Liquidation of a sole proprietorship is the process of selling business assets to individuals. The assets of a sole proprietorship are generally considered probate property, so the sale of these items will have to go through the probate process. Since the probate process can be quite lengthy, it may be a while before the decedent’s heirs get their share of the sale of the asset. The estate may also not receive full market price for the proprietorship’s assets, since it is trying to sell everything quickly. Finally, since the proprietorship’s assets are included in the owner’s estate, the owner’s creditors may claim proceeds from the sale of the proprietorship's assets to settle the owner’s personal and business debts.
Transfer to Heirs
Another option is for a decedent's heirs to take over the business, which poses some challenges. If the business is transferred after the original sole proprietor dies, all of the business’s assets must still pass through probate. To protect the business’s assets from creditor claims, the new owners of the business may have to settle the outstanding debts. Settling debts and restarting the business may require significant amounts of money the new owners do not have. In addition, the new owners must create a new business since a sole proprietorship is non-transferable. Therefore, the new owners would need to create a new business then transfer all of the former proprietorship’s assets into that organization.

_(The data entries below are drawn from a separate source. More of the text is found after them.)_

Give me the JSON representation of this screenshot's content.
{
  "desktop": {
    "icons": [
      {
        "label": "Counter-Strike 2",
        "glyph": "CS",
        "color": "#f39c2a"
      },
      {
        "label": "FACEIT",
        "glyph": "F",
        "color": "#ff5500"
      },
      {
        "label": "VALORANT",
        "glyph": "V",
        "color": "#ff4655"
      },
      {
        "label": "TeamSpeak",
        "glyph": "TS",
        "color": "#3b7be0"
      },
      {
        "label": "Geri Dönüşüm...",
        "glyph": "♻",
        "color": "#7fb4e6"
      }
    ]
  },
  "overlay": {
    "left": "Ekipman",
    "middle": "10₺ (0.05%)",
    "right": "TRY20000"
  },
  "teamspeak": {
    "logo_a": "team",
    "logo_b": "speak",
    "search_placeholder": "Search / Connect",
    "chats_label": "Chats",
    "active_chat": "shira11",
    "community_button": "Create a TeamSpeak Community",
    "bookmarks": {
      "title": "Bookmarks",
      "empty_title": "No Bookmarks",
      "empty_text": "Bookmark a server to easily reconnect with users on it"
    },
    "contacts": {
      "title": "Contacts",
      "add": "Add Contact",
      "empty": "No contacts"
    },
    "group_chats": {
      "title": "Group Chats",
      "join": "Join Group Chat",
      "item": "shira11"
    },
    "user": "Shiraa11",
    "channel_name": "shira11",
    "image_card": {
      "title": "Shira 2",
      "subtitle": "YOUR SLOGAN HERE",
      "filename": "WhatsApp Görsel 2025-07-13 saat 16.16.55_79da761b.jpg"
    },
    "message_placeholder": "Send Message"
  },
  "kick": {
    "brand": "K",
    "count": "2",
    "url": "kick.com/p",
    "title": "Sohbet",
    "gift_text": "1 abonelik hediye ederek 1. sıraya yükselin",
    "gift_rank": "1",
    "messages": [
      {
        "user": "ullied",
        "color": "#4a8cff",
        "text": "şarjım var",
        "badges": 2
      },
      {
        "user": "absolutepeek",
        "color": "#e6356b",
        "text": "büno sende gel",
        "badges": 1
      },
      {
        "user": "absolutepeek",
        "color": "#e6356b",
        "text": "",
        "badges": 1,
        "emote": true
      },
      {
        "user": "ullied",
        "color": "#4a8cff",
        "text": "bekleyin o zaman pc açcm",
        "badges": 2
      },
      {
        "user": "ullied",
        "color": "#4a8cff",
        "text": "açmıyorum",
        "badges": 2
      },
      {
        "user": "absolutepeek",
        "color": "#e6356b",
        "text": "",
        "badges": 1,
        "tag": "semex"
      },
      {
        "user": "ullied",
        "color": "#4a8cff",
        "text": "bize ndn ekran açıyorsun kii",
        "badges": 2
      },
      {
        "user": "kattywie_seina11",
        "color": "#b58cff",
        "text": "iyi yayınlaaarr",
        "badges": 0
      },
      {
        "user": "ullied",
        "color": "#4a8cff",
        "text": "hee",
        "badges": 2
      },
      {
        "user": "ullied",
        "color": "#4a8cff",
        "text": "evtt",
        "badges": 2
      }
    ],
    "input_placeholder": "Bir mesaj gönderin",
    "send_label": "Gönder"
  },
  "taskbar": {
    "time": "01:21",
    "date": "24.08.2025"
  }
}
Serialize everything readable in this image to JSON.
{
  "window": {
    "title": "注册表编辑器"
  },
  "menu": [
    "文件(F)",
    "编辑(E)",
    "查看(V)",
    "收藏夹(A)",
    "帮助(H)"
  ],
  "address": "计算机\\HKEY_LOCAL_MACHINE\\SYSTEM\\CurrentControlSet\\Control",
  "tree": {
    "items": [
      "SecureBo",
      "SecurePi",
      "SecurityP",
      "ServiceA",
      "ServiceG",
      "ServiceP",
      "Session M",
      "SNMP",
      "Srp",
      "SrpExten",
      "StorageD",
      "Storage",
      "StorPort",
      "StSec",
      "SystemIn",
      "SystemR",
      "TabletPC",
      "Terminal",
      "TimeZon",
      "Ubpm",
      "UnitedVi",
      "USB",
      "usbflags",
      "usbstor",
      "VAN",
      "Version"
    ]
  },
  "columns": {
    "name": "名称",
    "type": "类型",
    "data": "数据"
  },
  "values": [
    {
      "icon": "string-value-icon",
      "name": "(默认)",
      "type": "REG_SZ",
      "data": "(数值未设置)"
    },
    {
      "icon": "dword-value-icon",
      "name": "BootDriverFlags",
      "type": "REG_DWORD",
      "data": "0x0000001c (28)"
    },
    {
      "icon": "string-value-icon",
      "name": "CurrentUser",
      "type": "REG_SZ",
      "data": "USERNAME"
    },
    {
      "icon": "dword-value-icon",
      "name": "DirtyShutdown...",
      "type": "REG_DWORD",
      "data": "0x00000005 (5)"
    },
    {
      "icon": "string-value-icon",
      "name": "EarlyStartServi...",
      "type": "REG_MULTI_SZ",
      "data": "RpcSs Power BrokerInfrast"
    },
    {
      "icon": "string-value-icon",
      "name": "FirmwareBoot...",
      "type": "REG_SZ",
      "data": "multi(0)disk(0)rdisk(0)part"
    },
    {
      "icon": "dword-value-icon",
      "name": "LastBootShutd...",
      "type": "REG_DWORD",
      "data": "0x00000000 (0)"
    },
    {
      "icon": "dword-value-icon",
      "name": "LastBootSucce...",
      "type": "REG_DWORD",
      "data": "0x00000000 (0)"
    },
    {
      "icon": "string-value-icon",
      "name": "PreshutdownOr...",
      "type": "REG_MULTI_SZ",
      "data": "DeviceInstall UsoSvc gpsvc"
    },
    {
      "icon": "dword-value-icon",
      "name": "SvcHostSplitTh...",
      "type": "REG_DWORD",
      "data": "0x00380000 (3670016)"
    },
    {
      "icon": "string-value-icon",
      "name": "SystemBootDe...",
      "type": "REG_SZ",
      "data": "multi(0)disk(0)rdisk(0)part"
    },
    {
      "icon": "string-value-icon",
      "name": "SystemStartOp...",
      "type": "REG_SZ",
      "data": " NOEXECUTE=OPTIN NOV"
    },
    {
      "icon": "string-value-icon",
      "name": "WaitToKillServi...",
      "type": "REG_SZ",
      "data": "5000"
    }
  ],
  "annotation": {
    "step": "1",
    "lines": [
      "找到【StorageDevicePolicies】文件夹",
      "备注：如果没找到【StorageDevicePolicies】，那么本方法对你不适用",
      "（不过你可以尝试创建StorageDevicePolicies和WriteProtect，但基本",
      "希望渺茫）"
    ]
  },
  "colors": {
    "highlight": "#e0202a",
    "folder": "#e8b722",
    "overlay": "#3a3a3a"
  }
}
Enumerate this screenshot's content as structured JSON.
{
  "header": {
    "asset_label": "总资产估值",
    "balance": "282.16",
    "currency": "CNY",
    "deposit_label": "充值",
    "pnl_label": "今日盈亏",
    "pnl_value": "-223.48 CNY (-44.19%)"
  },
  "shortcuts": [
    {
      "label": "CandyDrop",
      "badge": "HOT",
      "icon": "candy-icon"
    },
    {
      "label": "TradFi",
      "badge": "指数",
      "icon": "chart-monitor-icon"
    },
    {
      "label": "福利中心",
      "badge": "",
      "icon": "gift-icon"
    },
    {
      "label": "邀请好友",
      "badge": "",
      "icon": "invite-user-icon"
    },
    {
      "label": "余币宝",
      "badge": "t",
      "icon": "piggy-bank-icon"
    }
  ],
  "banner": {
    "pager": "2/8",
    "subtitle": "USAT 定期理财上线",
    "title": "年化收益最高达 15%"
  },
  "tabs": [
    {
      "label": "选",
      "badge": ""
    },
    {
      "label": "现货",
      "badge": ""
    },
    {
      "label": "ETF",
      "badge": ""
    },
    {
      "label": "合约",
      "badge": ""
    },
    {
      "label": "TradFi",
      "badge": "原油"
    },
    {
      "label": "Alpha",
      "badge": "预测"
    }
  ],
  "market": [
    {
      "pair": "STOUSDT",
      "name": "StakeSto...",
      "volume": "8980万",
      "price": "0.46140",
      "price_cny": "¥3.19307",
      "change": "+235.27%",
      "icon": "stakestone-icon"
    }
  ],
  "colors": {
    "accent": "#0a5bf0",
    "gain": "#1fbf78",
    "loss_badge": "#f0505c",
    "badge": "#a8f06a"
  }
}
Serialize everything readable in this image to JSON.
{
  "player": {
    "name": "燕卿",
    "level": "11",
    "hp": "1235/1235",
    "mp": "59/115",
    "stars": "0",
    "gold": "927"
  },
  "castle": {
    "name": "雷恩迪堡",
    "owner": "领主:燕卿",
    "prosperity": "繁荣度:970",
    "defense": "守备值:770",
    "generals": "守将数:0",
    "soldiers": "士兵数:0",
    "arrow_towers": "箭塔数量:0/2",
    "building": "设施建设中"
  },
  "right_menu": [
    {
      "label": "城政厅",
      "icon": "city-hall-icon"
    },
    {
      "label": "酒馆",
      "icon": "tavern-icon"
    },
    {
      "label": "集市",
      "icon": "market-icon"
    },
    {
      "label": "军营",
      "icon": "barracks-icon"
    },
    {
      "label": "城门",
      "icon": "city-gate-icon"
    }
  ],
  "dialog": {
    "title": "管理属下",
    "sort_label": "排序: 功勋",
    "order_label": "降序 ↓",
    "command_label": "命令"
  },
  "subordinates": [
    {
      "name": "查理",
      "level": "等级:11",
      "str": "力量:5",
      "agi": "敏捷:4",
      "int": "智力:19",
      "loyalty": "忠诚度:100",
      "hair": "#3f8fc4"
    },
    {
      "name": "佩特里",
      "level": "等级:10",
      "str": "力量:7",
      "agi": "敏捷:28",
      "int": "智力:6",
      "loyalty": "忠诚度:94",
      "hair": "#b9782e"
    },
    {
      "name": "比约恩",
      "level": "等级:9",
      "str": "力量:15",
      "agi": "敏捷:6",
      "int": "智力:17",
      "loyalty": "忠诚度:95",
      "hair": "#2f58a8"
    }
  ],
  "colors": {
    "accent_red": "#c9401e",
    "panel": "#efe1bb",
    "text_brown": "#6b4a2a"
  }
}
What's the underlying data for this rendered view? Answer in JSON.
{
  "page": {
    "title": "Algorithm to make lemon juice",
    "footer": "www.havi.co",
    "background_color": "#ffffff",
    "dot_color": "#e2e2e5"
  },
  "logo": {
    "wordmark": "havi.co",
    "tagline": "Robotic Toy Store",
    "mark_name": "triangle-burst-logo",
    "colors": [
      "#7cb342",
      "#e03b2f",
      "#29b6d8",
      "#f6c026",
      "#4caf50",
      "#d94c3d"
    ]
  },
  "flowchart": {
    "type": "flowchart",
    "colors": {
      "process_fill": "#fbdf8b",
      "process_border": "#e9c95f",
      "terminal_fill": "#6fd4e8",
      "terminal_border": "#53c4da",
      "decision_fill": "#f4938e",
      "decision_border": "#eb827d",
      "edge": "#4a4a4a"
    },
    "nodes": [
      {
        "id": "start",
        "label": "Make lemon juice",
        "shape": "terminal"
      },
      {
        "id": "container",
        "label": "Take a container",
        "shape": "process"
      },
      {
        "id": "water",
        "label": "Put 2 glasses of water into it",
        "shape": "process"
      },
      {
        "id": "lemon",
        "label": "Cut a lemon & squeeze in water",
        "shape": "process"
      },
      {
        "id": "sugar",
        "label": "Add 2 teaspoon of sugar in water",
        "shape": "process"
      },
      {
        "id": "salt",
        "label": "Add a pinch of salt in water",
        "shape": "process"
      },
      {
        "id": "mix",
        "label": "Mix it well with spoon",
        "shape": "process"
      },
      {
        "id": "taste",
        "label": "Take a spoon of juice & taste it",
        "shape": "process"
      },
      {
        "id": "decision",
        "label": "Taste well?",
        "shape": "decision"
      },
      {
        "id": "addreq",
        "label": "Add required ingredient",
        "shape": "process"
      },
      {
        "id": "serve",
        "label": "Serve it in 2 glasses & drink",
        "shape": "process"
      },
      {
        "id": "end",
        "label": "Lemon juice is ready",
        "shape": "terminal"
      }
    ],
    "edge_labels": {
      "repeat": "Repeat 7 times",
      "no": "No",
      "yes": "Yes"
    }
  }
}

Life Insurance and New Heir Owners
If the owner wants to transfer his business to family, he may consider taking out a life insurance policy on himself. The proceeds from a life insurance policy can be used to settle all of his and the business’s debts so the business’s assets are protected. The policy proceeds could also provide capital for the new owners to help restart the business. An additional benefit is that the proceeds from life insurance are exempt from probate, so the beneficiaries of the policy can receive the benefits relatively quickly.
Business Sale to Third Party
Another option is selling the business to a third party. Depending on the size of the business and the timing of the sale, a third party may be unable to purchase the business outright with a lump sum. If the purchaser needs to borrow money to buy the business, the interest expense may make the transaction impossible. If the purchaser decides to purchase the business through an installment plan, the deceased’s beneficiaries may have to wait for a prolonged period to receive the funds.
If the owner wants to sell the business to a third party, he can execute a buy-sell agreement. Otherwise known as a business continuation agreement, the buyer and proprietor agree to the sale of the business prior to the proprietor’s death. The buyer takes out a policy on the proprietor for the agreed price of the business. When the proprietor dies, the buyer uses the proceeds of the policy to pay the full price for the business to the proprietor’s heirs.